Nice collection! I'm guessing you have four River Rock lanterns for lighting up your house in the event of a power failure, or is your intention to simply collect them?


----------



## Atomic_Chicken (Mar 8, 2007)

Greetings!



LowBat said:


> Nice collection! I'm guessing you have four River Rock lanterns for lighting up your house in the event of a power failure, or is your intention to simply collect them?


Thanks!

As for the River Rock lanterns lighting up the house in a blackout - yes... that was my main intention, but I also think they're great camping lights and I sometimes go with several people so we have 2 or 3 tents set up. Having multiple lanterns just makes sense - not to mention the "pair and a spare" philosophy I have for my most relied upon items.

Best wishes,
Bawko


----------



## LuxLuthor (Mar 8, 2007)

Nice collection. I only have heard of the SF, of which I have the L2. Nice for lighting up your chicken coop! :rock:


----------



## Illum (Mar 9, 2007)

correction, the Inova X1 never used a TIR....but instead the old one uses a collimator optic thatr basically allows no spilllight


----------



## ACMarina (Mar 9, 2007)

I was worried at first when all I saw was Inova, but you satisfied my fear with your other pics 

Nice lookin' collection!!


----------



## roadie (Mar 11, 2007)

Nice but hor why buy so many of the same type ??

curious


----------



## Strauss (Mar 11, 2007)

Nice pics of an equally nice collection :goodjob:


----------



## farmall (Mar 11, 2007)

roadie said:


> Nice but hor why buy so many of the same type ??
> 
> curious


 the "pair and a spare" philosophy I have for my most relied upon items


----------



## Atomic_Chicken (Mar 11, 2007)

Greetings!



roadie said:


> Nice but hor why buy so many of the same type ??
> curious



farmall partially answered the question in the last post, but there is a little more to it than that.

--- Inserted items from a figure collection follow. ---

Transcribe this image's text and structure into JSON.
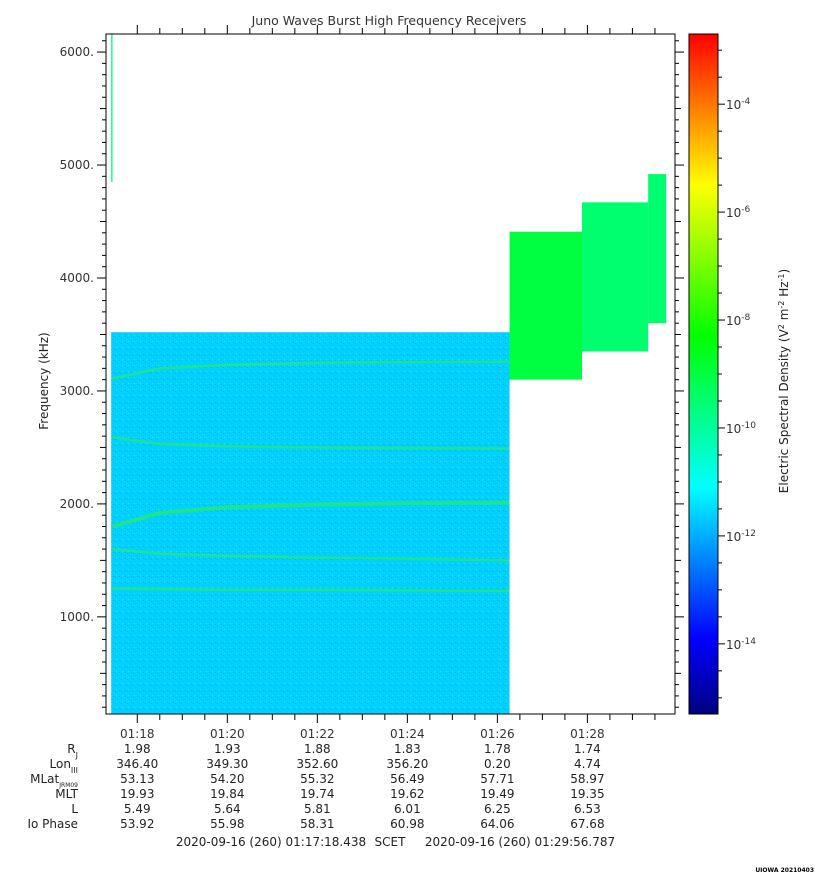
{
  "chart_data": {
    "type": "heatmap",
    "title": "Juno Waves Burst High Frequency Receivers",
    "ylabel": "Frequency (kHz)",
    "y_tick_labels": [
      "1000.",
      "2000.",
      "3000.",
      "4000.",
      "5000.",
      "6000."
    ],
    "y_ticks": [
      1000,
      2000,
      3000,
      4000,
      5000,
      6000
    ],
    "ylim": [
      140,
      6160
    ],
    "x_tick_labels": [
      "01:18",
      "01:20",
      "01:22",
      "01:24",
      "01:26",
      "01:28"
    ],
    "x_ticks_min": [
      78,
      80,
      82,
      84,
      86,
      88
    ],
    "xlim_min": [
      77.305,
      89.946
    ],
    "colorbar": {
      "label": "Electric Spectral Density (V² m⁻² Hz⁻¹)",
      "label_base": "Electric Spectral Density (V",
      "label_sup1": "2",
      "label_mid": " m",
      "label_sup2": "-2",
      "label_mid2": " Hz",
      "label_sup3": "-1",
      "label_end": ")",
      "scale": "log",
      "range_log10": [
        -15.3,
        -2.7
      ],
      "ticks": [
        {
          "base": "10",
          "exp": "-4",
          "log": -4
        },
        {
          "base": "10",
          "exp": "-6",
          "log": -6
        },
        {
          "base": "10",
          "exp": "-8",
          "log": -8
        },
        {
          "base": "10",
          "exp": "-10",
          "log": -10
        },
        {
          "base": "10",
          "exp": "-12",
          "log": -12
        },
        {
          "base": "10",
          "exp": "-14",
          "log": -14
        }
      ],
      "colormap": [
        "#000080",
        "#0000ff",
        "#0080ff",
        "#00ffff",
        "#00ff80",
        "#00ff00",
        "#80ff00",
        "#ffff00",
        "#ff8000",
        "#ff0000"
      ]
    },
    "blocks": [
      {
        "t0": 77.42,
        "t1": 86.27,
        "f0": 140,
        "f1": 3520,
        "log10_density": -11.6
      },
      {
        "t0": 86.27,
        "t1": 87.88,
        "f0": 3100,
        "f1": 4410,
        "log10_density": -9.0
      },
      {
        "t0": 87.88,
        "t1": 89.35,
        "f0": 3350,
        "f1": 4670,
        "log10_density": -9.5
      },
      {
        "t0": 89.35,
        "t1": 89.75,
        "f0": 3600,
        "f1": 4920,
        "log10_density": -9.5
      },
      {
        "t0": 77.42,
        "t1": 77.45,
        "f0": 4850,
        "f1": 6160,
        "log10_density": -9.5
      }
    ],
    "lines": [
      {
        "points": [
          [
            77.45,
            3110
          ],
          [
            78.5,
            3200
          ],
          [
            80,
            3230
          ],
          [
            82,
            3250
          ],
          [
            84,
            3255
          ],
          [
            86.27,
            3260
          ]
        ]
      },
      {
        "points": [
          [
            77.45,
            2590
          ],
          [
            78.5,
            2530
          ],
          [
            80,
            2510
          ],
          [
            82,
            2500
          ],
          [
            84,
            2495
          ],
          [
            86.27,
            2490
          ]
        ]
      },
      {
        "points": [
          [
            77.45,
            1800
          ],
          [
            78.5,
            1920
          ],
          [
            80,
            1970
          ],
          [
            82,
            1995
          ],
          [
            84,
            2005
          ],
          [
            86.27,
            2010
          ]
        ]
      },
      {
        "points": [
          [
            77.45,
            1600
          ],
          [
            78.5,
            1560
          ],
          [
            80,
            1540
          ],
          [
            82,
            1525
          ],
          [
            84,
            1515
          ],
          [
            86.27,
            1500
          ]
        ]
      },
      {
        "points": [
          [
            77.45,
            1250
          ],
          [
            80,
            1240
          ],
          [
            82,
            1240
          ],
          [
            84,
            1235
          ],
          [
            86.27,
            1230
          ]
        ]
      }
    ]
  },
  "ephemeris": {
    "rows": [
      {
        "label": "R",
        "sub": "J",
        "values": [
          "1.98",
          "1.93",
          "1.88",
          "1.83",
          "1.78",
          "1.74"
        ]
      },
      {
        "label": "Lon",
        "sub": "III",
        "values": [
          "346.40",
          "349.30",
          "352.60",
          "356.20",
          "0.20",
          "4.74"
        ]
      },
      {
        "label": "MLat",
        "sub": "JRM09",
        "values": [
          "53.13",
          "54.20",
          "55.32",
          "56.49",
          "57.71",
          "58.97"
        ]
      },
      {
        "label": "MLT",
        "sub": "",
        "values": [
          "19.93",
          "19.84",
          "19.74",
          "19.62",
          "19.49",
          "19.35"
        ]
      },
      {
        "label": "L",
        "sub": "",
        "values": [
          "5.49",
          "5.64",
          "5.81",
          "6.01",
          "6.25",
          "6.53"
        ]
      },
      {
        "label": "Io Phase",
        "sub": "",
        "values": [
          "53.92",
          "55.98",
          "58.31",
          "60.98",
          "64.06",
          "67.68"
        ]
      }
    ]
  },
  "time_range": {
    "start": "2020-09-16 (260) 01:17:18.438",
    "label": "SCET",
    "end": "2020-09-16 (260) 01:29:56.787"
  },
  "credit": "UIOWA 20210403"
}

Sure... I have the "spare and a pair" philosophy for things that I depend on, but also I have a "buy it now" philosophy for things that seem unusually good. A few years ago, I bought a CMG Infinity flashlight in White. I loved that light, it was my main keychain light for several months. Well... one evening I was taking it off my keychain show it to a friend just outside of a bookstore, and it slipped out of my hand. I watched in horror as it rolled down the steps, across the sidewalk, and into the path of an oncoming car. The car ran over it, which would have been fine normally, but this flipped the flashlight into the ditch next to the road where there was a storm-drain grate. It rolled into the storm drain grate, never to be seen again.

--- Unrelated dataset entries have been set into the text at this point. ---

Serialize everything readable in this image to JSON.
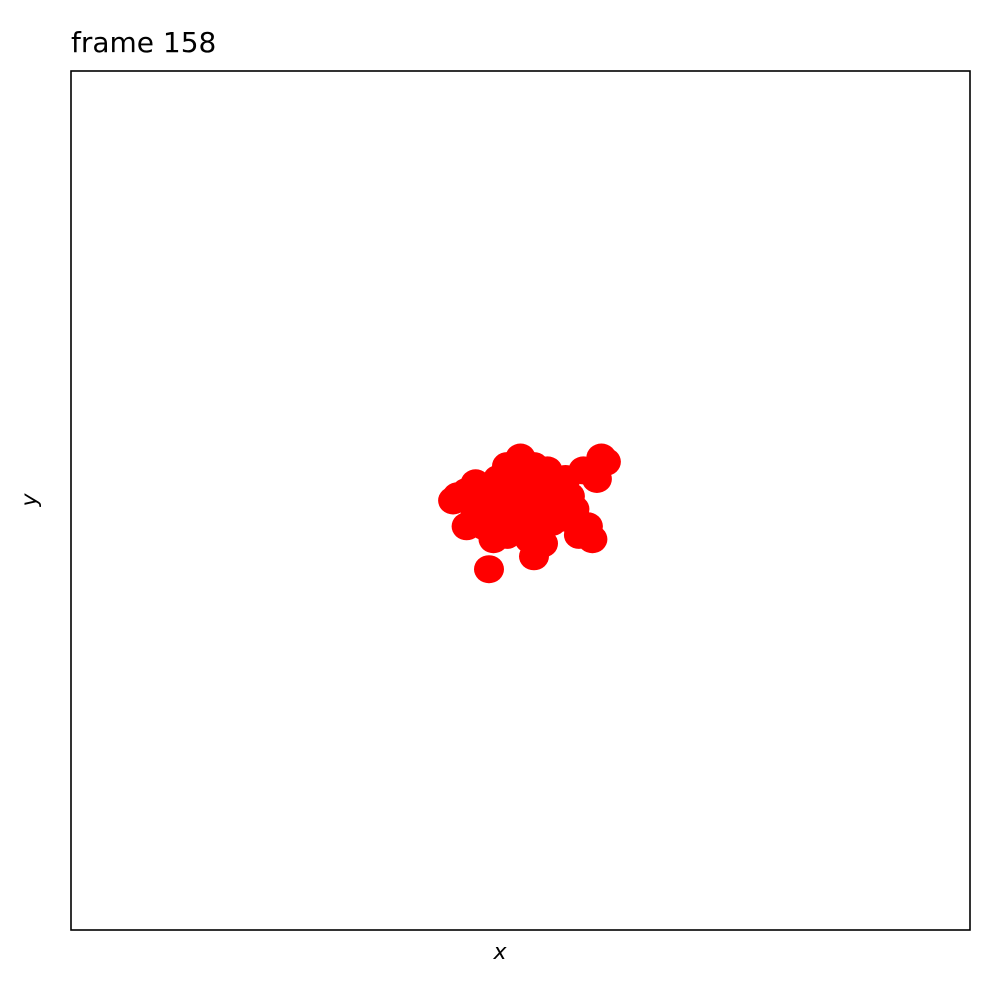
{
  "chart_data": {
    "type": "scatter",
    "title": "frame 158",
    "xlabel": "x",
    "ylabel": "y",
    "xlim": [
      -1,
      1
    ],
    "ylim": [
      -1,
      1
    ],
    "grid": false,
    "marker_color": "#ff0000",
    "points": [
      {
        "x": 0.0,
        "y": 0.1
      },
      {
        "x": -0.03,
        "y": 0.08
      },
      {
        "x": 0.03,
        "y": 0.08
      },
      {
        "x": 0.06,
        "y": 0.07
      },
      {
        "x": 0.18,
        "y": 0.1
      },
      {
        "x": 0.19,
        "y": 0.09
      },
      {
        "x": 0.17,
        "y": 0.05
      },
      {
        "x": 0.14,
        "y": 0.07
      },
      {
        "x": 0.1,
        "y": 0.05
      },
      {
        "x": -0.1,
        "y": 0.04
      },
      {
        "x": -0.08,
        "y": 0.03
      },
      {
        "x": -0.12,
        "y": 0.02
      },
      {
        "x": -0.14,
        "y": 0.01
      },
      {
        "x": -0.15,
        "y": 0.0
      },
      {
        "x": -0.09,
        "y": 0.0
      },
      {
        "x": -0.05,
        "y": 0.05
      },
      {
        "x": -0.01,
        "y": 0.06
      },
      {
        "x": 0.02,
        "y": 0.04
      },
      {
        "x": 0.05,
        "y": 0.02
      },
      {
        "x": 0.08,
        "y": 0.03
      },
      {
        "x": 0.11,
        "y": 0.01
      },
      {
        "x": 0.12,
        "y": -0.02
      },
      {
        "x": 0.09,
        "y": -0.01
      },
      {
        "x": 0.05,
        "y": -0.01
      },
      {
        "x": 0.0,
        "y": 0.0
      },
      {
        "x": -0.03,
        "y": 0.02
      },
      {
        "x": -0.06,
        "y": -0.01
      },
      {
        "x": -0.1,
        "y": -0.03
      },
      {
        "x": -0.12,
        "y": -0.06
      },
      {
        "x": -0.08,
        "y": -0.06
      },
      {
        "x": -0.04,
        "y": -0.05
      },
      {
        "x": -0.02,
        "y": -0.03
      },
      {
        "x": 0.01,
        "y": -0.04
      },
      {
        "x": 0.04,
        "y": -0.06
      },
      {
        "x": 0.07,
        "y": -0.05
      },
      {
        "x": 0.1,
        "y": -0.04
      },
      {
        "x": 0.15,
        "y": -0.06
      },
      {
        "x": 0.13,
        "y": -0.08
      },
      {
        "x": 0.16,
        "y": -0.09
      },
      {
        "x": -0.06,
        "y": -0.09
      },
      {
        "x": -0.03,
        "y": -0.08
      },
      {
        "x": 0.02,
        "y": -0.09
      },
      {
        "x": 0.05,
        "y": -0.1
      },
      {
        "x": 0.03,
        "y": -0.13
      },
      {
        "x": -0.07,
        "y": -0.16
      }
    ]
  }
}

I went to the place that sold CMG lights the next day, to replace my little jewel of a keychain light, and found that they only had Red and Blue versions... and the White had been replaced by a Gerber brand "infinity" light. Well... I bought all of the Red and Blue CMG's they had left on the rack (3 Red and 2 Blue, 4 of these lights are in the above photos) and went home to research the Gerber model. I found out that it just isn't the same light, not as rugged or as long-burning.

The lesson I learned that day is that you just can't assume that you will be able to buy more of something, and that if you like it you should buy as many as you can afford right THEN, because you might be unpleasantly surprised if you wait to get an extra or two.

The other reason that I have multiples of some lights is that I found great deals on some (the Nexxtech and Inova stuff) and couldn't resist buying a bunch of them for gifts and long-term storage until the time is right to Ebay them. The Nexxtech lights were all purchased at Circuit City for $3 or less each, and the Inova X02's were purchased at Costco for $23 each, about 1/2 to 1/3 of the normal price.

Best wishes,
Bawko


----------



## tman11 (Jun 21, 2007)

Great Collection. Especially the A2's.


----------



## IndecisiveFlashaholic (Jun 23, 2007)

I thought I read somewhere that you had more A2's. :lolsign: Superb collection of lights.


----------



## Atomic_Chicken (Jun 23, 2007)

Greetings!



IndecisiveFlashaholic said:


> I thought I read somewhere that you had more A2's. :lolsign: Superb collection of lights.



You read correctly. I just haven't updated these photos for a while.

I currently own 12 Aviators, including 2 black HA versions. I had 13 for a about four days last week, but ended up trading one of them away.

Best wishes,
Bawko


----------



## IndecisiveFlashaholic (Jun 23, 2007)

Atomic_Chicken said:


> Greetings!
> 
> 
> 
> ...



If you don't mind me asking, what did you trade an A2 for?


----------



## Atomic_Chicken (Jun 23, 2007)

Greetings!



IndecisiveFlashaholic said:


> If you don't mind me asking, what did you trade an A2 for?



A Bob Dozier custom fixed-blade knife.

Best wishes,
Bawko


----------



## IndecisiveFlashaholic (Jun 23, 2007)

Atomic_Chicken said:


> Greetings!
> 
> 
> 
> ...



Very nice!


----------